Рейнольдс перевел взгляд на капитана Макреди. Тот тоже покинул судно и теперь сидел на каком-то тюке, рядом с железной клеткой, которую метис Петерс установил на снегу для собак. Капитан был укутан в несколько шерстяных плащей, поверх которых надел непромокаемую накидку, а на голове у него красовалась шапка с наушниками, одна из тех шапок, какие в шутку называли «валлийскими париками». Наблюдая за мощной фигурой капитана, сидевшего совершенно неподвижно, как будто он позировал художнику, Рейнольдс понял, что должен немедленно вывести всех их из этого оцепенения, пока экипаж в полном составе не погрузился в беспробудную спячку. Пришла пора просить Макреди, чтобы он выделил людей для обследования местности, после чего они могли бы продолжить путь к цели, сулившей им в случае успеха такую славу и такое богатство, о которых они не могли и мечтать: найти проход к центру Земли.

Тем не менее Рейнольдс продолжал лишь наблюдать за капитаном, не решаясь подойти к нему. Капитан был ему неприятен. Рейнольдс считал его человеком грубым, циничным и неуравновешенным, принадлежащим к тому типу людей, которых трудно вообразить утешающими приятеля, пережившего разочарование в любви, и которые способны пожалеть разве что легавую, угодившую в капкан. То была взаимная неприязнь, более того, ненависть, которая по причине существовавшей иерархии неизбежно заразила всю команду, и Рейнольдс очень скоро обнаружил, что в составе руководимой им экспедиции нет ни одного симпатизирующего ему человека, за исключением Аллана, сержанта-артиллериста, мечтавшего стать поэтом. Они двое были самыми молодыми участниками экспедиции, и, наверное, потому, что сержант был единственным, кто не видел в нем капризного щеголя, между ними возникло что-то похожее на дружбу.
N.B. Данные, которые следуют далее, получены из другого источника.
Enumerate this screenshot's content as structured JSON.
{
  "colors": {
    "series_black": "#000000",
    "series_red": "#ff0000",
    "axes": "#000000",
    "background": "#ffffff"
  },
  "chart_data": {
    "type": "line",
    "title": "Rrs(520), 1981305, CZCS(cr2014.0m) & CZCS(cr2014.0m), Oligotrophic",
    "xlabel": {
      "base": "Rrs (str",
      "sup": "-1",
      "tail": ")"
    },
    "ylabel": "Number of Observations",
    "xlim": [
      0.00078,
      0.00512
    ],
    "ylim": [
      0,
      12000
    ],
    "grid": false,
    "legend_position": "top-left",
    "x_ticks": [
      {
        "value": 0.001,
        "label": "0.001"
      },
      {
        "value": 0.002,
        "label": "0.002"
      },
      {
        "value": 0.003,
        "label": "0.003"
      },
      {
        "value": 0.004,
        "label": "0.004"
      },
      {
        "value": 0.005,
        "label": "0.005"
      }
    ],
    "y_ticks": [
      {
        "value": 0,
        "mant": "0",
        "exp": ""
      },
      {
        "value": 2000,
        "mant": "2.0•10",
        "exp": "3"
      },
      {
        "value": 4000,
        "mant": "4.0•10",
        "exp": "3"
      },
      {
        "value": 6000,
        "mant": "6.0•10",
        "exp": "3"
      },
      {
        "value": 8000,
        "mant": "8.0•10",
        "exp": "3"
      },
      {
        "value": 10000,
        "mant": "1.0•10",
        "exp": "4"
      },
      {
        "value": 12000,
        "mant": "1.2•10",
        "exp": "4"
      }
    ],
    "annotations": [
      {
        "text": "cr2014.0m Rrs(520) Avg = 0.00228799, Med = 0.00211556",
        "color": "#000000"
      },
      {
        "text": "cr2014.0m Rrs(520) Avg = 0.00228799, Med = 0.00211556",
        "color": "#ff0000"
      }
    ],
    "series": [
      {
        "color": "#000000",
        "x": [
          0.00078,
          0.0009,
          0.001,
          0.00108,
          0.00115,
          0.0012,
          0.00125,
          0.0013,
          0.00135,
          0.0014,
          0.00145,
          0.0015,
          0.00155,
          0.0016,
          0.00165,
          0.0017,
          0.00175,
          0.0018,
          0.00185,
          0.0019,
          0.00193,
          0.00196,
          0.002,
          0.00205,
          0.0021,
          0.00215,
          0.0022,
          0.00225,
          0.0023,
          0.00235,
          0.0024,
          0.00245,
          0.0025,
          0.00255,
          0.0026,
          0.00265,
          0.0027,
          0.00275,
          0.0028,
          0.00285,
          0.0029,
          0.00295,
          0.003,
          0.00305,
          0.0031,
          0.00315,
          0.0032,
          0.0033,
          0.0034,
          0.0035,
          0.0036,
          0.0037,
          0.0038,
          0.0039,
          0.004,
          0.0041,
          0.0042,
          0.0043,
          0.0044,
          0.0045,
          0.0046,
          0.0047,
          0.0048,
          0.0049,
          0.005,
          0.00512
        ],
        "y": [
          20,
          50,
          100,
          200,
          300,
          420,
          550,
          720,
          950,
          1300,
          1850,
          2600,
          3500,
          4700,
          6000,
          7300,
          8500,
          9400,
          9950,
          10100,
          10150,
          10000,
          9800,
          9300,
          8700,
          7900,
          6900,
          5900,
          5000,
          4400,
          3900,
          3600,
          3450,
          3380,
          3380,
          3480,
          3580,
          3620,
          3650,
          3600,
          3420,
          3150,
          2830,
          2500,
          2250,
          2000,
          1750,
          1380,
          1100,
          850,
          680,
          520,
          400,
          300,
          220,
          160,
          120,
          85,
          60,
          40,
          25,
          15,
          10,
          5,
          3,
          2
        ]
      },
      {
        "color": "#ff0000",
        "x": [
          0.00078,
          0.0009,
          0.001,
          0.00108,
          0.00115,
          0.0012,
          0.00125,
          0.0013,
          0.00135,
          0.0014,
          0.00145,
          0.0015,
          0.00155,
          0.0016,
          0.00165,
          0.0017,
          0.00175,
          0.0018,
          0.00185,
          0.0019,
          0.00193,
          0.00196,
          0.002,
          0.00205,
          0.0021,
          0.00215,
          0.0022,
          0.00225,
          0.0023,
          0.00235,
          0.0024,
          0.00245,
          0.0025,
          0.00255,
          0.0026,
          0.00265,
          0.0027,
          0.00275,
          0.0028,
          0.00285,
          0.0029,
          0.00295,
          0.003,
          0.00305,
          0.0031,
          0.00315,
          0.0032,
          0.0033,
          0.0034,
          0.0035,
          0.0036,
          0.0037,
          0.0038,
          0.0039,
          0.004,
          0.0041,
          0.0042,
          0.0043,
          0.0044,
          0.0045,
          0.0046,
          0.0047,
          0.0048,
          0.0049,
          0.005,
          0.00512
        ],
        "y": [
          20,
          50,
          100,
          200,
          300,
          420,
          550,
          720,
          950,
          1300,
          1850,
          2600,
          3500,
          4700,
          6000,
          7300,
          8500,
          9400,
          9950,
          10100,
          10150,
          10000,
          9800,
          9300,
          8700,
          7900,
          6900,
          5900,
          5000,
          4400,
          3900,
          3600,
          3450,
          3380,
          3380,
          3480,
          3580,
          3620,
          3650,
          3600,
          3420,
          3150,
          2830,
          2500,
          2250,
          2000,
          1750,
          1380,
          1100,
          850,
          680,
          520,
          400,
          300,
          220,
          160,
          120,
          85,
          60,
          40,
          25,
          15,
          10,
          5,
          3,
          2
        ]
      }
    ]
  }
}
Но сейчас Аллан, вероятно, сидел в своей каюте и изливал слова на бумагу, почти не касаясь ее пером, с такой же нежностью, с какой мимолетная тучка пишет каплями дождя на речной глади. Так что Рейнольдс ковырял снег носком сапога, набираясь смелости, чтобы выйти на поединок с Макреди, а именно такой характер приобретали в последнее время его беседы с капитаном — они напоминали дуэли, только без шпаг, в которых Макреди стремился, образно говоря, поразить его в самое сердце.

Смелости Рейнольдс обычно набирался за десять минут, и этого времени с лихвой хватит, чтобы я успел поприветствовать вас, прежде чем вы окунетесь в эту историю. Воспитанность наряду с улыбкой и адюльтером относится к числу немногих вещей, отличающих нас от животных, и мне хотелось бы думать, что мое поведение, пусть даже оно и не совсем обычно, не имеет ничего общего с поведением животных. Так что считайте, что я вас пригласил: входите, наливайте себе бокал любого напитка и усаживайтесь в приглянувшееся вам кресло возле камина. Разве есть лучший способ послушать историю, происходящую в полярных льдах, чем усесться у огня с бокалом в руке, побалтывая его содержимое? А теперь, когда вы удобно устроились, позвольте попросить у вас извинения за то, что я начал свой рассказ с этого места, а не с прекрасной истории любви, речь о которой у нас впереди. Но если я начал именно с этого, а не с рассказа про восхитительную мисс Харлоу, то это произошло просто-напросто потому, что я счел такое начало наиболее подходящим. Все мы любим наслаждаться солнечным днем, но разве такие дни не кажутся нам еще более прекрасными после ночной бури, когда гроза — это уже всего лишь воспоминание и мир отдыхает, погрузившись в сладостный покой?